The Mid-Winter festival or the Gahanbary was held in ancient Iran every year on the 15th of Bahman (4th February), when forty-five days have passed from winter. In ancient Iran, Iranians were full of enthusiasm for life and held many celebrations and rituals under this pretext. These celebrations and rituals have been excuses for people to be happy and dance and to make life better. The Mid-Winter festival is one of those ceremonies that has been forgotten over time and is much less common than before.
History of Mid-Winter festival
On the 15th of Bahman, right in the middle of winter, when forty-five days have passed since the winter, the giant of winter disappears and the weather warms up, the sound of nightingales is gradually heard and the spring blossoms of the trees are side by side. The ancient Iranians used to celebrate the Mid-Winter festival or Gahanbary. Our ancestors were happy people, and on this day they protected the earth by reviving and breathing again. According to the Zoroastrians, Ahuramazda created the world 6 Gahanbar or 6 times and the celebration of the middle of winter is the rebirth of the earth. This celebration actually originated from respect for nature.
What is Gahanbary?
Gahanbary, or Gahnbar is actually a celebration of the creation of the world in Zoroastrian belief. The word Gahanbar refers to the two words “Gah” meaning day and “Anbar” meaning agricultural reserves and the blessing of the land in planting and harvesting. In the religion of Zoroaster, it is stated that Ahuramazda created the material world in six-days or six stages. These six times are:
- The first Gahabar, the Midiozerim, is equal to 15 Ordibehesht (5th May), the forty-fifth day of the year, the day the sky was created.
- The second Gahanbar, Medioshim is equal to 15 Tir (6th July), the one hundred and fifth day of the year is the day of water creation.
- The third Gahanbar, Pite Shahim, is equal to 30 Shahrivar (21th September), the 180th day of the year, the day of the creation of the earth.
- The fourth Gahanbar, Ayasarem, is equal to 30 Mehr (22th October), the two hundred and twelfth day of the year, the day when the plants were created.
- The fifth Gahanbar, Midiarem, equal to the 20 Dey of (10th January), is the 90th day of the year, the day of the creation of animals.
- The sixth Gahanbar, the Hamaspatmedom, is equal to the three hundred and sixty-fifth day of the year (the leap year), which is also called the eighth period, the day of human creation.
- In the seventh and last stage of Gahanbar, fire is created, which is a symbol of energy, power, and movement in the universe. Each time of Gahanbars lasted five days and the fifth day was the most important day. Some Gahanbar consider Nowruz to be a celebration of the creation and protection of fire. The reason for forgetting the Gahanbary celebration or the Mid-Winter festival in the middle of winter is due to the seizures of the priests of the Sassanid era and with the intention of matching the number of Gahanbars with the six stages of creation.
Rituals and ceremonies
Zoroastrians Gahanbars celebrate Ahuramazda and thank him for his good data and creations.

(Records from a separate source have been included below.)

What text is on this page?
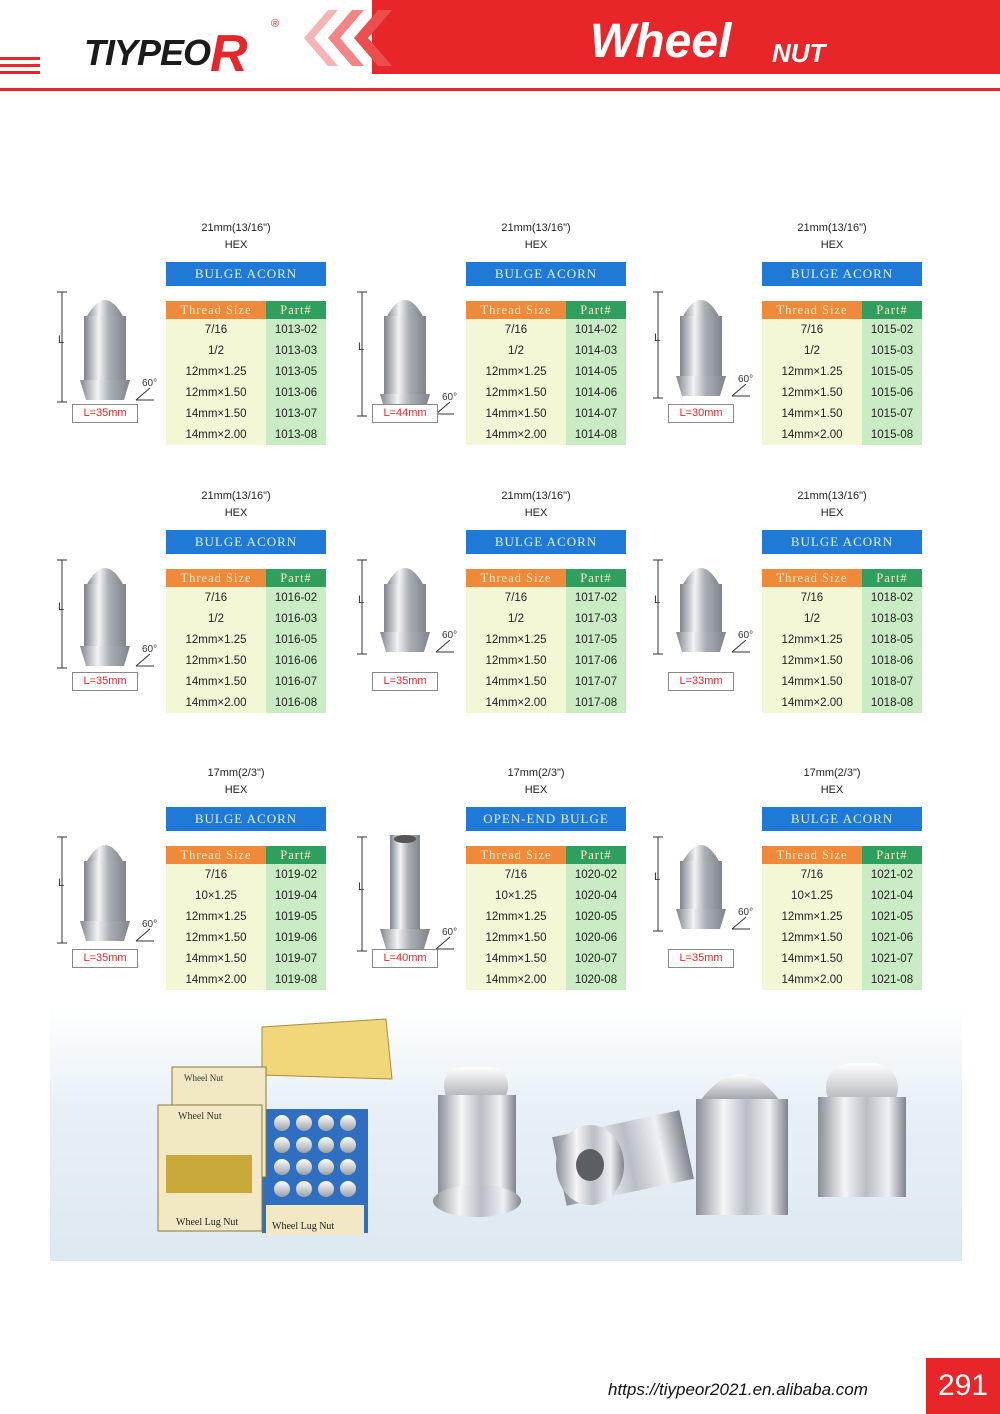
TIYPEOR
®	Wheel NUT
21mm(13/16")
HEX
BULGE ACORN
L
60°
L=35mm
Thread Size	Part#
7/16	1013-02
1/2	1013-03
12mm×1.25	1013-05
12mm×1.50	1013-06
14mm×1.50	1013-07
14mm×2.00	1013-08
21mm(13/16")
HEX
BULGE ACORN
L
60°
L=44mm
Thread Size	Part#
7/16	1014-02
1/2	1014-03
12mm×1.25	1014-05
12mm×1.50	1014-06
14mm×1.50	1014-07
14mm×2.00	1014-08
21mm(13/16")
HEX
BULGE ACORN
L
60°
L=30mm
Thread Size	Part#
7/16	1015-02
1/2	1015-03
12mm×1.25	1015-05
12mm×1.50	1015-06
14mm×1.50	1015-07
14mm×2.00	1015-08
21mm(13/16")
HEX
BULGE ACORN
L
60°
L=35mm
Thread Size	Part#
7/16	1016-02
1/2	1016-03
12mm×1.25	1016-05
12mm×1.50	1016-06
14mm×1.50	1016-07
14mm×2.00	1016-08
21mm(13/16")
HEX
BULGE ACORN
L
60°
L=35mm
Thread Size	Part#
7/16	1017-02
1/2	1017-03
12mm×1.25	1017-05
12mm×1.50	1017-06
14mm×1.50	1017-07
14mm×2.00	1017-08
21mm(13/16")
HEX
BULGE ACORN
L
60°
L=33mm
Thread Size	Part#
7/16	1018-02
1/2	1018-03
12mm×1.25	1018-05
12mm×1.50	1018-06
14mm×1.50	1018-07
14mm×2.00	1018-08
17mm(2/3")
HEX
BULGE ACORN
L
60°
L=35mm
Thread Size	Part#
7/16	1019-02
10×1.25	1019-04
12mm×1.25	1019-05
12mm×1.50	1019-06
14mm×1.50	1019-07
14mm×2.00	1019-08
17mm(2/3")
HEX
OPEN-END BULGE
L
60°
L=40mm
Thread Size	Part#
7/16	1020-02
10×1.25	1020-04
12mm×1.25	1020-05
12mm×1.50	1020-06
14mm×1.50	1020-07
14mm×2.00	1020-08
17mm(2/3")
HEX
BULGE ACORN
L
60°
L=35mm
Thread Size	Part#
7/16	1021-02
10×1.25	1021-04
12mm×1.25	1021-05
12mm×1.50	1021-06
14mm×1.50	1021-07
14mm×2.00	1021-08
Wheel Nut
Wheel Nut
Wheel Lug Nut	Wheel Lug Nut
https://tiypeor2021.en.alibaba.com	291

The cleric of the creatures sings Gahanbar and the rich and the weak, rich and poor, should participate in this ritual. What every person has to do is donate a portion of their income to giving and helping the poor. According to this belief, many Zoroastrian benefactors, before their death, dedicate all or part of their property, such as land, gardens, water, and houses, to the rituals of Gahanbar, giving alms, and helping others. At the end of the prayer, a table was set for the celebration of Gahanbary, and everyone sat on it and ate its sweets and food.
With the sun shining behind the severe cold of the past, the buds of hope began to grow in the hearts of the people of ancient Iran. After the end of the Mid-Winter festival, people gradually took agricultural tools and equipment out of the warehouses, cleaned and repaired them, and prepared for the new crop year. The chronicles of ancient Iran are full of celebrations, such as the celebration of the Sadeh, Bahmangan, Digan, Mehregan, Nowruz, Mid-Winter festival, etc. So what good is it to try to protect and hold these celebrations?